UCSC Professor’s Partnership with Oxford Nanopore Technologies Aims to Advance Early Cancer Detection
Esophageal cancer kills quietly. By the time most people find out they have it, the odds are already stacked against them. Only about 1 in 5 patients survive five years. But a UC Santa Cruz scientist is working to flip that script entirely. Professor Daniel Kim isn't just trying to catch cancer earlier. He's trying to catch it before it's even cancer.
When cells communicate, they send out tiny packages called extracellular vesicles, carrying non-coding RNA as cargo. These packages circulate in the bloodstream, and Kim's team realized they could be read as early warning signals. Using nanopore sequencing, his lab profiles the full transcriptome of this cell-free RNA, and has already identified thousands of biomarkers never documented before. A machine learning model then learns to recognize the patterns tied to disease. In a recent preprint study (not yet peer reviewed) with collaborators Karen Miga at UC Santa Cruz and Rebecca Fitzgerald at the University of Cambridge, the team demonstrated that early-stage esophageal cancer and a precancerous condition called Barrett's esophagus can be detected from blood alone.

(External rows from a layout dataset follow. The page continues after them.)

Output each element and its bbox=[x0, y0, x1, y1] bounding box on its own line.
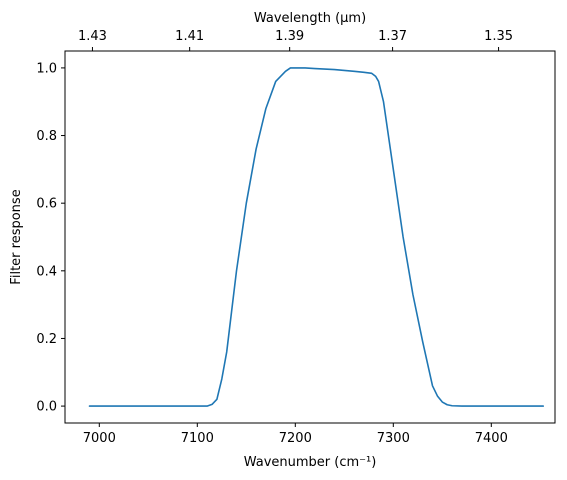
x-tick-label: 7200 bbox=[279, 431, 312, 446]
top-tick-label: 1.35 bbox=[484, 29, 513, 44]
x-tick-label: 7000 bbox=[83, 431, 116, 446]
y-tick-label: 0.0 bbox=[36, 400, 57, 415]
y-tick-label: 1.0 bbox=[36, 61, 57, 76]
x-tick-label: 7100 bbox=[181, 431, 214, 446]
top-tick-label: 1.37 bbox=[378, 29, 407, 44]
y-axis-label: Filter response bbox=[9, 189, 24, 284]
x-tick-label: 7400 bbox=[475, 431, 508, 446]
top-tick-label: 1.43 bbox=[78, 29, 107, 44]
secondary-x-axis-label: Wavelength (μm) bbox=[254, 11, 366, 26]
x-tick-label: 7300 bbox=[377, 431, 410, 446]
y-tick-label: 0.6 bbox=[36, 197, 57, 212]
x-axis-label: Wavenumber (cm⁻¹) bbox=[244, 455, 377, 470]
filter-response-line bbox=[88, 67, 545, 407]
top-tick-label: 1.39 bbox=[275, 29, 304, 44]
y-tick-label: 0.2 bbox=[36, 332, 57, 347]
top-tick-label: 1.41 bbox=[175, 29, 204, 44]
y-tick-label: 0.4 bbox=[36, 264, 57, 279]
plot-area bbox=[64, 50, 556, 424]
y-tick-label: 0.8 bbox=[36, 129, 57, 144]
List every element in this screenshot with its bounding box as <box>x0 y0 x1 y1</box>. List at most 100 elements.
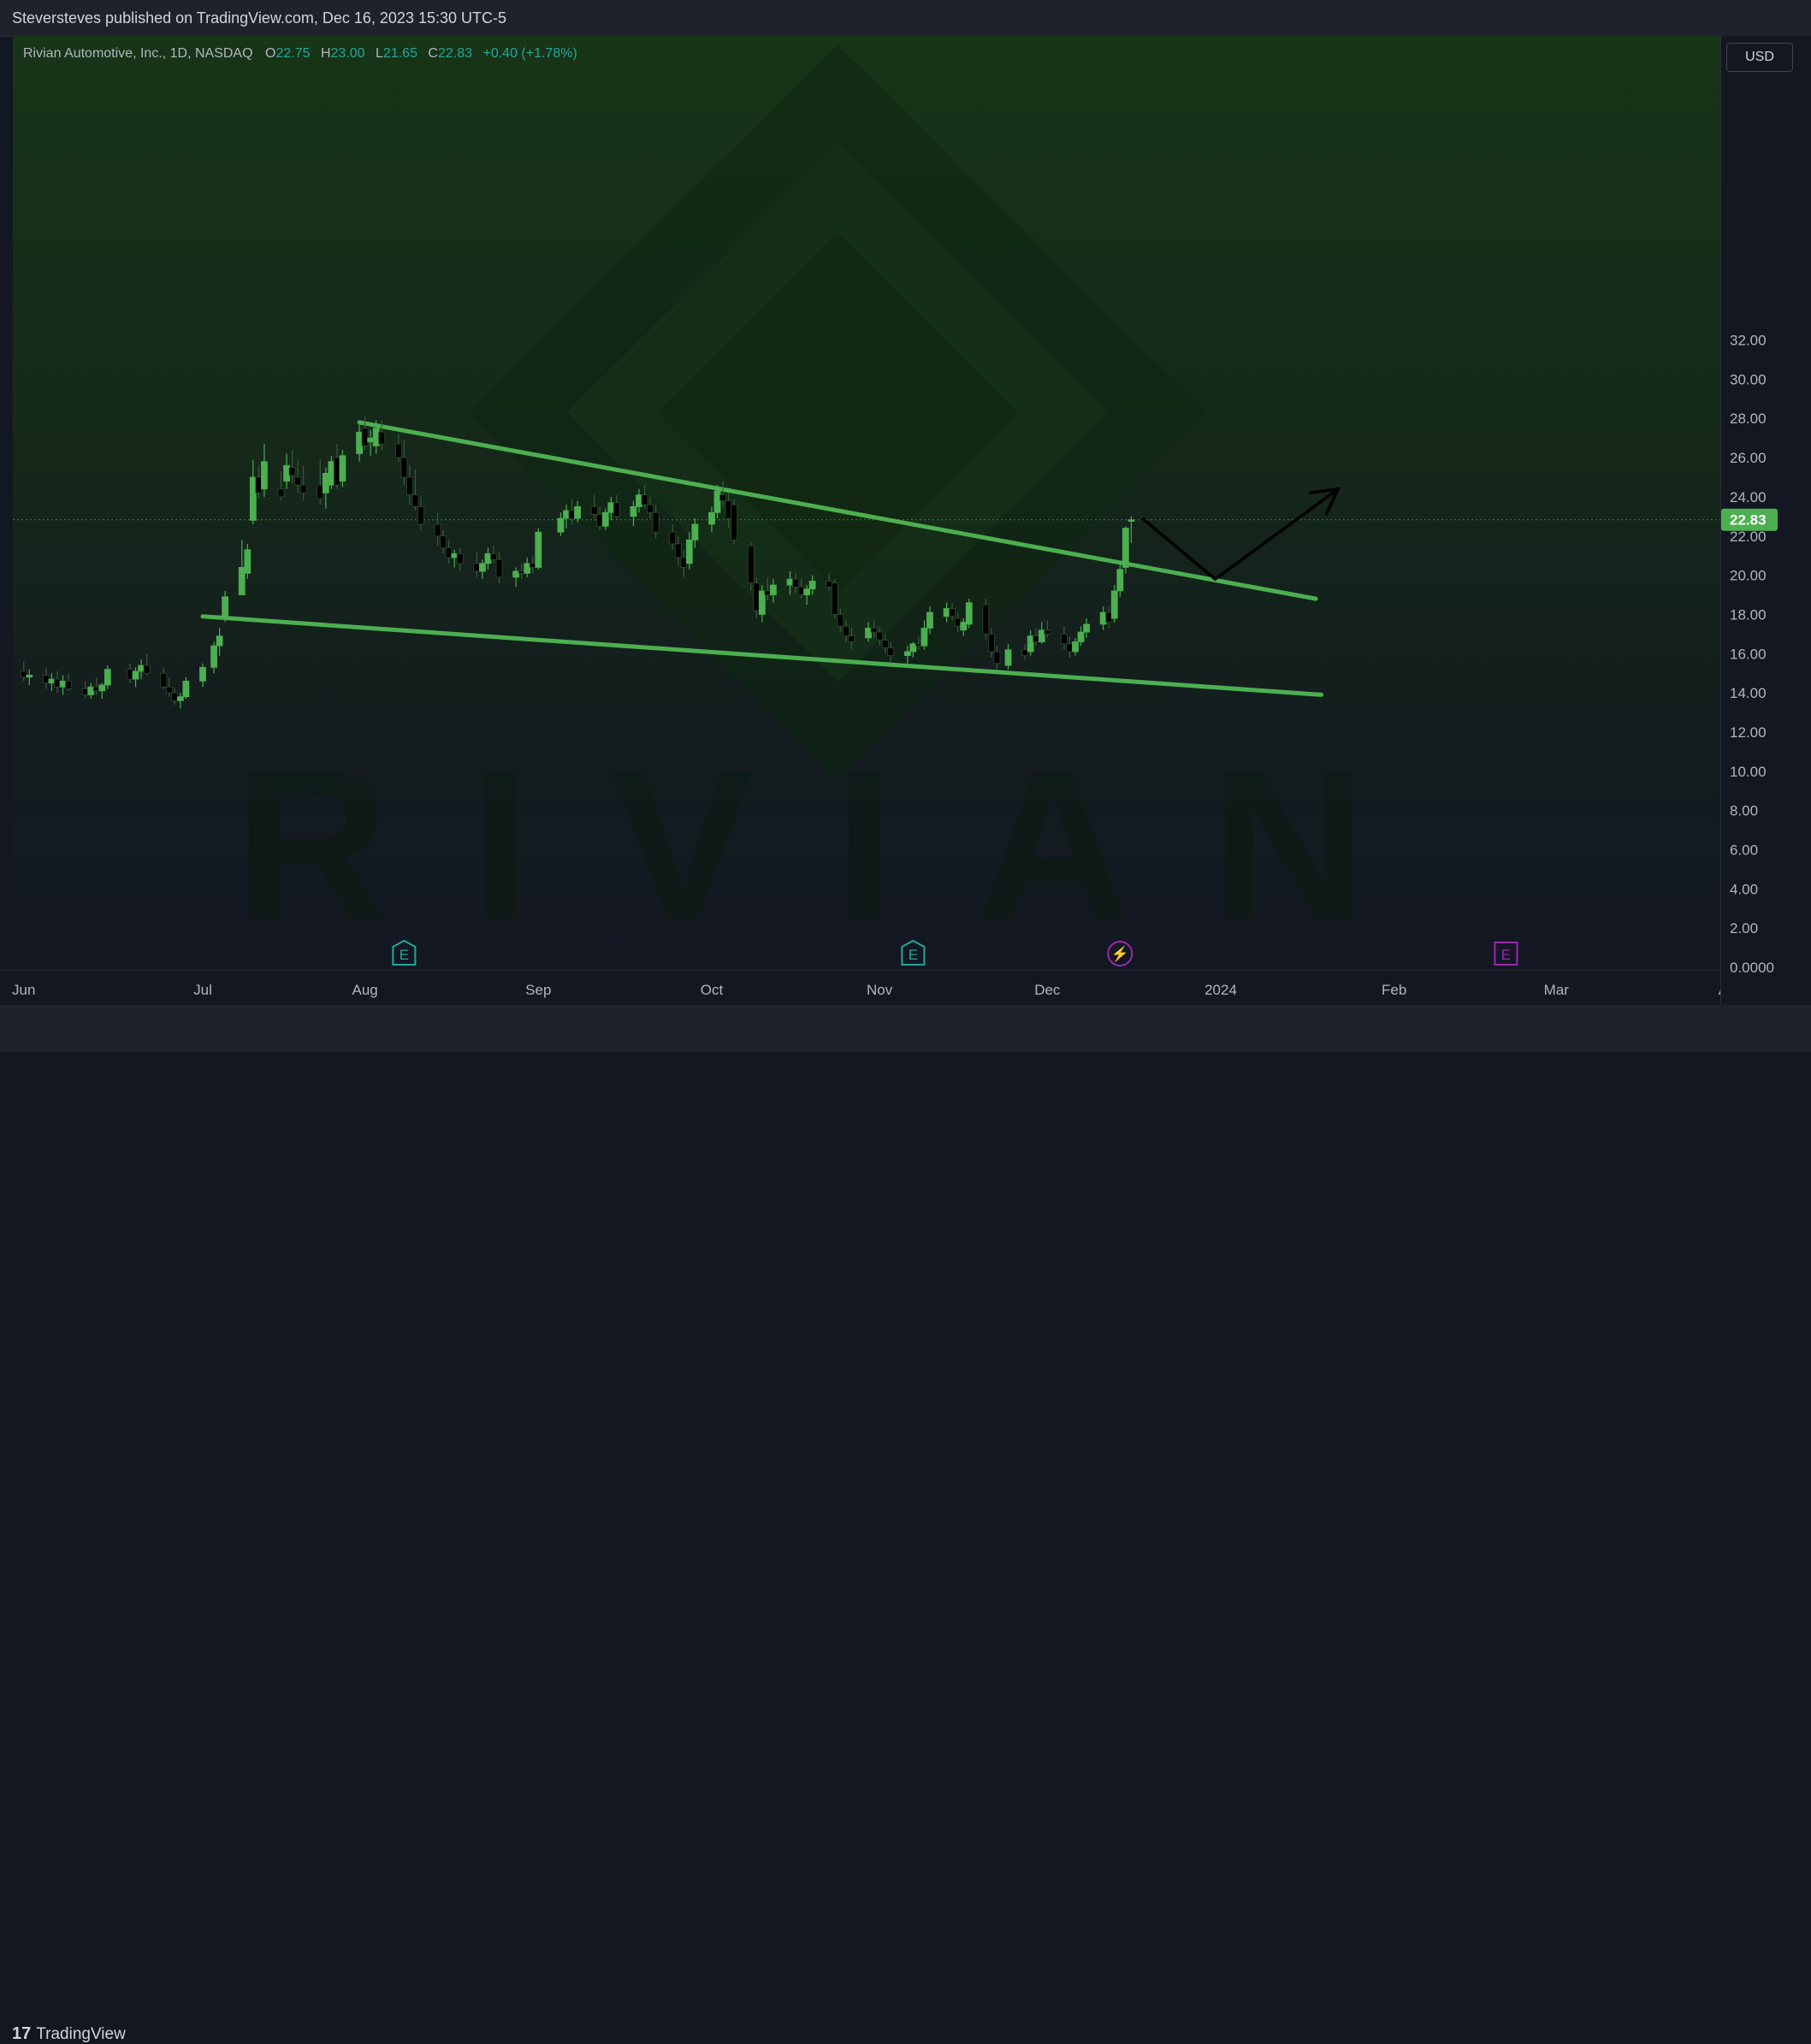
candle <box>1122 526 1129 574</box>
candle <box>557 512 565 536</box>
candle <box>92 676 100 695</box>
candle <box>288 449 296 483</box>
legend-high-label: H <box>320 46 331 61</box>
candle <box>926 606 933 635</box>
price-tick-label: 30.00 <box>1730 371 1767 387</box>
publisher-bar: Steversteves published on TradingView.co… <box>0 0 1811 37</box>
time-tick-label: 2024 <box>1204 982 1237 998</box>
chart-area[interactable]: RIVIAN E E ⚡ E <box>13 36 1720 970</box>
tradingview-icon: 17 <box>12 2024 32 2043</box>
trendline-upper[interactable] <box>357 420 1318 601</box>
candle <box>1077 626 1085 647</box>
candle <box>98 682 106 699</box>
candle <box>138 659 145 680</box>
time-tick-label: Apr <box>1719 982 1720 998</box>
candle <box>484 547 492 570</box>
candle <box>328 455 335 489</box>
candle <box>770 579 777 603</box>
footer-bar: 17 TradingView <box>0 1005 1811 2043</box>
candle <box>255 465 263 499</box>
price-tick-label: 16.00 <box>1730 646 1767 662</box>
candle <box>1004 643 1012 670</box>
candle <box>199 663 206 688</box>
candle <box>20 661 27 682</box>
time-tick-label: Dec <box>1034 982 1061 998</box>
price-tick-label: 22.00 <box>1730 529 1767 545</box>
candle <box>808 575 816 595</box>
candle <box>1021 643 1029 660</box>
event-marker-earnings-upcoming[interactable]: E <box>1494 942 1518 966</box>
price-tick-label: 4.00 <box>1730 881 1758 897</box>
publisher-text: Steversteves published on TradingView.co… <box>12 9 506 27</box>
candle <box>960 618 968 636</box>
price-tick-label: 8.00 <box>1730 803 1758 819</box>
price-tick-label: 2.00 <box>1730 920 1758 936</box>
candle <box>719 481 726 507</box>
legend-change: +0.40 (+1.78%) <box>482 46 577 61</box>
candle <box>1105 606 1113 629</box>
projection-path[interactable] <box>1141 487 1340 582</box>
candle <box>406 465 413 505</box>
candle <box>630 500 637 527</box>
tradingview-logo[interactable]: 17 TradingView <box>12 2024 126 2044</box>
candlestick-chart[interactable]: RIVIAN E E ⚡ E <box>13 36 1720 970</box>
candle <box>1033 628 1040 647</box>
flash-icon: ⚡ <box>1111 945 1129 963</box>
projection-arrowhead <box>1309 487 1341 517</box>
legend-close-label: C <box>428 46 438 61</box>
candles <box>20 416 1135 709</box>
time-tick-label: Sep <box>525 982 551 998</box>
time-tick-label: Mar <box>1544 982 1570 998</box>
candle <box>887 641 895 662</box>
price-tick-label: 12.00 <box>1730 724 1767 741</box>
ohlc-legend: Rivian Automotive, Inc., 1D, NASDAQ O22.… <box>23 46 577 62</box>
candle <box>317 459 324 505</box>
candle <box>473 552 481 577</box>
candle <box>613 494 620 519</box>
candle <box>1061 626 1068 650</box>
legend-open-value: 22.75 <box>275 46 311 61</box>
candle <box>490 546 497 564</box>
candle <box>210 641 217 674</box>
candle <box>244 543 252 580</box>
currency-button[interactable]: USD <box>1726 43 1793 72</box>
event-marker-earnings[interactable]: E <box>901 939 926 966</box>
candle <box>299 465 307 501</box>
candle <box>81 681 89 699</box>
candle <box>434 512 441 546</box>
candle <box>1072 637 1079 656</box>
candle <box>641 485 648 509</box>
candle <box>831 579 838 619</box>
event-marker-dividend-flash[interactable]: ⚡ <box>1107 941 1133 966</box>
rivian-logo-watermark <box>469 44 1206 780</box>
candle <box>691 518 699 548</box>
event-markers[interactable]: E E ⚡ E <box>392 939 1518 966</box>
candle <box>988 628 995 658</box>
candle <box>1116 563 1124 597</box>
trendline-lower[interactable] <box>200 614 1324 697</box>
time-tick-label: Jun <box>12 982 35 998</box>
projection-arrow[interactable] <box>1141 487 1341 582</box>
last-price-text: 22.83 <box>1730 512 1767 529</box>
candle <box>708 506 715 533</box>
watermark-text: RIVIAN <box>234 725 1447 964</box>
candle <box>334 444 340 489</box>
candle <box>445 540 453 564</box>
candle <box>601 508 609 530</box>
candle <box>731 499 738 544</box>
candle <box>238 540 246 595</box>
event-marker-earnings[interactable]: E <box>392 939 417 966</box>
candle <box>1099 606 1107 630</box>
price-tick-label: 14.00 <box>1730 685 1767 701</box>
candle <box>440 529 447 554</box>
candle <box>1110 585 1118 623</box>
candle <box>590 494 598 519</box>
candle <box>394 434 402 462</box>
candle <box>837 608 844 633</box>
time-axis[interactable]: Jun Jul Aug Sep Oct Nov Dec 2024 Feb Mar Apr <box>0 970 1742 1006</box>
earnings-icon: E <box>399 947 409 963</box>
candle <box>143 653 151 676</box>
trendlines[interactable] <box>200 420 1324 697</box>
price-axis[interactable]: 32.00 30.00 28.00 26.00 24.00 22.00 20.00 18.00… <box>1720 36 1811 1005</box>
price-tick-label: 32.00 <box>1730 333 1767 349</box>
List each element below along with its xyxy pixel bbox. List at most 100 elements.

Kim has now partnered with Oxford Nanopore Technologies to scale the work: expanding trials, refining the technology, and looking beyond the esophagus to other cancers. The same RNA irregularities that flag disease early could also point to dysregulated pathways worth targeting with drugs. That could open a second front in what Kim calls cancer interception.
“Our long-term goal is not only to detect cancer at the earliest stages, but also to detect these precancerous conditions at very early stages before they become cancerous, so that hopefully we can understand how to prevent cancer in the future,” Kim said. “We are also working on establishing strategic partnerships with global pharmaceutical companies to discover novel drug targets for cancer interception—preventing progression from precancerous conditions to cancer.”
It's fitting that this work is happening at UC Santa Cruz, where nanopore sequencing itself was invented decades ago by professors emeriti David Deamer and Mark Akeson. Kim's research isn't just built on that legacy — it's aimed at a future where cancer isn't something we treat, but something we stop before it starts.